Cam stood over the woman for a while. She looked so pale. She really was very pretty, and that hair!

She sat up suddenly. Cam leaped backwards, "Whoa!" he cried.

The woman looked around, her dark eyes surveying everything. Her long red hair fell loose around her shoulders. "Where am I?" she whispered. Cam opened his mouth, but she had more to say. "Who are you? Where are my crew? Why am I here, where's my ship?" she demanded.

"I'm," he began, and she turned and stared at him. "Lt Colonel Cam Mitchell," he finished.

She shuffled so she could sit more comfortably, wincing a little as the restraints cut into her. "Commander Bryony Wallis," she said, "of the Earth ship Navis. Where am I?"

Cam froze. "Earth?" he said, huskily.

Bryony nodded. "Where did you think I was from?" she said, looking at him as if he was stupid.

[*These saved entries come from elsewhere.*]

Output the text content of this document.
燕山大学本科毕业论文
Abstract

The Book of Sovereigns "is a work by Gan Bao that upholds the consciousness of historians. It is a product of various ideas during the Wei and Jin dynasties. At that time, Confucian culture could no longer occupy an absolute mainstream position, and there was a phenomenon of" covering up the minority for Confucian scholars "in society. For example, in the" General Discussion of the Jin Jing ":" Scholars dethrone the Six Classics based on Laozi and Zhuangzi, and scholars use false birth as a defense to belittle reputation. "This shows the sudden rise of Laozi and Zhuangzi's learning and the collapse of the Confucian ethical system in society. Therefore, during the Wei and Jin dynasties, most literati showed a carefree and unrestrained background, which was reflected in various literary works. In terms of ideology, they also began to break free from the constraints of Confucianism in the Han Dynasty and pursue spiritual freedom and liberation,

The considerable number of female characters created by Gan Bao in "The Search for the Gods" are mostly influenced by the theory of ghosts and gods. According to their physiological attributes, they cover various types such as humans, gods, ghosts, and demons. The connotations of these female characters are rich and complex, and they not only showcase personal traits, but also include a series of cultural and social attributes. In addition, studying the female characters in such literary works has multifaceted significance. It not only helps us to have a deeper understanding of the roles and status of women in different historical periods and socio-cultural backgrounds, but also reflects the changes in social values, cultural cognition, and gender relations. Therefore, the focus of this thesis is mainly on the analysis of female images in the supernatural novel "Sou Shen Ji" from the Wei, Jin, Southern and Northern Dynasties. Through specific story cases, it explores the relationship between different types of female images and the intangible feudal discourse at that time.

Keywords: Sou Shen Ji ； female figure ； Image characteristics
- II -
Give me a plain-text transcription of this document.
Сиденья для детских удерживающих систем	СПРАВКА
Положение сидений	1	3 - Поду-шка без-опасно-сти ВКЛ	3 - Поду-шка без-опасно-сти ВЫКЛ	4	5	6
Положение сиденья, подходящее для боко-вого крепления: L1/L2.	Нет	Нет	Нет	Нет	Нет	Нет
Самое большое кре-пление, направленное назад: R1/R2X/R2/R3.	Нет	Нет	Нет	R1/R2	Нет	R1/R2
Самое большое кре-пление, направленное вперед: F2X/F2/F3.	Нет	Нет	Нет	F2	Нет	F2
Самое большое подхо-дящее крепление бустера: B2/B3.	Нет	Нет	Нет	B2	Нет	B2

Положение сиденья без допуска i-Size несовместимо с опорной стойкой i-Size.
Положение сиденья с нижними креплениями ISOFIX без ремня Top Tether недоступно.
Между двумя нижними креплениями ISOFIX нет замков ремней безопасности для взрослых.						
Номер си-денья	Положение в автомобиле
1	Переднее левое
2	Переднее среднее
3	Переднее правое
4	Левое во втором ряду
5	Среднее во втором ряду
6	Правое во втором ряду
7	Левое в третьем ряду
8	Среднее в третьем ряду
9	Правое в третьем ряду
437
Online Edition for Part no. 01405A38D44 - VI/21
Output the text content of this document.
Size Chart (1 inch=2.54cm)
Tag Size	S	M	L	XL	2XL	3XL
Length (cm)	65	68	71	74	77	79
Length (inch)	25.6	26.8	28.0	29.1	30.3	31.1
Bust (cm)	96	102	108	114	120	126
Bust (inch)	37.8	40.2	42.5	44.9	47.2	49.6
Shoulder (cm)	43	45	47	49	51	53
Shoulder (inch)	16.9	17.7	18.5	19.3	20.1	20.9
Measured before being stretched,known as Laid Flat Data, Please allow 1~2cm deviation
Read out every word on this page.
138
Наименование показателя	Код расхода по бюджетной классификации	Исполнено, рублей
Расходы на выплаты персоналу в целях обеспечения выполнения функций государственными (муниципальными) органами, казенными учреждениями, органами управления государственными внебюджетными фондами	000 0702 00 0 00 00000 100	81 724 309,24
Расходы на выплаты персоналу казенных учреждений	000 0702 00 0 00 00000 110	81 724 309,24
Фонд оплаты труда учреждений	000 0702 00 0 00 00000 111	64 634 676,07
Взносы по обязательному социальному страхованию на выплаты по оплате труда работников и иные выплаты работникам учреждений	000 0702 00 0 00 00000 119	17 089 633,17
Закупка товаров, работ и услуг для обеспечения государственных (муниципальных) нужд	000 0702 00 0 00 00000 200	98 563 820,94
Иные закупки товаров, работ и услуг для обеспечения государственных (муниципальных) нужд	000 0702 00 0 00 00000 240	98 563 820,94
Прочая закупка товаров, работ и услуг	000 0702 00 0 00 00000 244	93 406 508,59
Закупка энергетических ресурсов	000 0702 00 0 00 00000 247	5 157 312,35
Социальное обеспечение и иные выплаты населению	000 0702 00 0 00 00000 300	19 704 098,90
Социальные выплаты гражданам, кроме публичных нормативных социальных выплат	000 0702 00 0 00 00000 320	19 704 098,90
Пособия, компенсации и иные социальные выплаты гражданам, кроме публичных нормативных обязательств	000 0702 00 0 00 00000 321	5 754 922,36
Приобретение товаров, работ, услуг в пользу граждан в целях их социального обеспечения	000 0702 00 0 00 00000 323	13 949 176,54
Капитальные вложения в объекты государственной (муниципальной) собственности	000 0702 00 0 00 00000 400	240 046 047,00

"You're, um," he said, clearing his throat, "you're on the Earth ship Prometheus."

Bryony's eyes showed no emotion. She just sat there, perfectly still, until her eyes grew wider and wider. "Um," she coughed. "Earth?"

"Yeah."

"Prometheus?"

"Yeah."

"You're lying," she said, decisively. "This isn't from Earth, it's too..." she trailed off, looking for the right words.

"Too?" Cam prompted.

She smiled at him, patronisingly. "Basic," she said shortly.

"What?" Cam said, blinking. "What do you mean "Basic"?".

"Well, for one thing, you'll never revive my crew with this," she nodded at the machines, "stuff."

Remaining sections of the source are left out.